Executive Brief: Every Student Succeeds Act (ESSA) Redefines Federal and State Responsibilities

In a notable bipartisan effort, Congress passed a reauthorization of the 50-year old Elementary and Secondary Education Act. It was signed into law by the president in December 2015. The previous version of ESEA was enacted in 2002 as the No Child Left Behind Act (NCLB). That version of the law significantly increased the role of the federal government to identify and to help failing schools. This new law reverses that policy and allows flexibility for states to determine the best local solutions to address struggling schools. However, they need to demonstrate that they are making reasonable progress in doing so.

What You Need to Know

According to U.S. News, ESSA “radically reduces the U.S. Department of Educations’ authority over state curriculum frameworks, standards and testing decisions; gives states the power to use ‘evidence-based’ models when investing in the lowest-performing 5% of schools; and curtails the secretary of education’s authority over state and local policy making.”

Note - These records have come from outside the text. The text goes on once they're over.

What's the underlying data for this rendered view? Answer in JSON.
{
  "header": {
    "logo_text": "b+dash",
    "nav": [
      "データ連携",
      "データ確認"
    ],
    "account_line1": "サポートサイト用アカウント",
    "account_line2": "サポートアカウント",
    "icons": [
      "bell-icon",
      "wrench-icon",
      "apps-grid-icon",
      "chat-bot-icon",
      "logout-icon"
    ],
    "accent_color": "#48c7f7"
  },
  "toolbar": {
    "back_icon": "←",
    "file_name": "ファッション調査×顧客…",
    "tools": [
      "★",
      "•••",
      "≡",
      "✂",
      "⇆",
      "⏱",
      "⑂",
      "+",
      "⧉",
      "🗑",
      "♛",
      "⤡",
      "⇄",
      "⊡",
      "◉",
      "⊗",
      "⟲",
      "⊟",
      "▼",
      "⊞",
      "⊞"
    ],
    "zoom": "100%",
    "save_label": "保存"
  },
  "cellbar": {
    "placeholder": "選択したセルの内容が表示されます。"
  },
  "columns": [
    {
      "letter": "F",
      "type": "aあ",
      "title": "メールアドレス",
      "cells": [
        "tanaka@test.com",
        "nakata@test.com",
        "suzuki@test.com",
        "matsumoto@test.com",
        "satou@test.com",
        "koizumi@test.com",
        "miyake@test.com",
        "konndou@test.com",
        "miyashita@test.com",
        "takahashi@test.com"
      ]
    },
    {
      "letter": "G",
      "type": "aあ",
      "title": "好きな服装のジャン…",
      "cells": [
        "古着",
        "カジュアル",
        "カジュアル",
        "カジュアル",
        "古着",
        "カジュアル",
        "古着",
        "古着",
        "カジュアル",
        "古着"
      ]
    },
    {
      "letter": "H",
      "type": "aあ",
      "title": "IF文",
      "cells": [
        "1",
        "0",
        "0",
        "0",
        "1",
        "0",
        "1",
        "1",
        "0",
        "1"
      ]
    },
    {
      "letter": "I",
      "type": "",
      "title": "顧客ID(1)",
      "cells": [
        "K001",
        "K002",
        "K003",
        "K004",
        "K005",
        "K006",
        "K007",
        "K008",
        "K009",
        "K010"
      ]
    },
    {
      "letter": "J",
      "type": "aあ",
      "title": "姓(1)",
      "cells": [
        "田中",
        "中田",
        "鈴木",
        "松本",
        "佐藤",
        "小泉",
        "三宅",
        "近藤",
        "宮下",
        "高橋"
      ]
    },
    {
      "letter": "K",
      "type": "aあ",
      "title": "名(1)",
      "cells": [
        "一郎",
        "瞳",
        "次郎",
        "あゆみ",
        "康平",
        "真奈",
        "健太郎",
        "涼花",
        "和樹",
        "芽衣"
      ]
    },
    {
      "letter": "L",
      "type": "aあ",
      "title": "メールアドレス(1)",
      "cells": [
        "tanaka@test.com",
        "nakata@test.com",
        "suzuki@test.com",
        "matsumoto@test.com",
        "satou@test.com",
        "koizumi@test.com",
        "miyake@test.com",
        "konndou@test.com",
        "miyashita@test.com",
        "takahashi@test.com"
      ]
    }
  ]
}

However, ESSA retains the federal requirement for reading and math testing in third through eighth grade and once in high school. Aside from this annual test, it’s up to states and districts to determine how many additional tests their students take.

There will no longer be federal student achievement goals such as Adequate Yearly Progress (AYP) or mandated interventions for struggling students and schools.

However, states are now required to create their own accountability systems including measures of disaggregated student progress, monitoring, and intervention.

States will now need to include at least one non-traditional measure in determining school success. The states can choose one or more possible indicators such as student engagement, access to advanced courses, or school safety.

Two important reversals in ESSA are the removal of the “highly qualified” teacher language and the requirement that states tie their teacher evaluations to student performance. Under the new law, states are not required to implement teacher and leader evaluations but if they do, they may use federal professional development funds for them.

Higher learning standards are still required but may be customized by state. States will need to demonstrate that their learning standards align with the entrance requirements of state colleges and universities as well as the state’s career and technical education standards.

The federal funding process will undergo a significant change. EdWeek reports that ESSA consolidates 50 programs into block grants for the states. And new funding will be available for a preschool initiative that will be jointly administered by the Department of Health and Human Services to help provide access for more children to high quality preschool. The new act provides $250 million to help states coordinate their early childhood efforts.

What this means is that onerous requirements of No Child Left Behind are finally in the past. Those federal mandates have been replaced with flexibility for states to find innovative solutions to their struggling schools. Politicians on both sides of the aisle worked to retire NCLB’s top-down strategies and to replace them with state-designed programs that better reflect regional differences.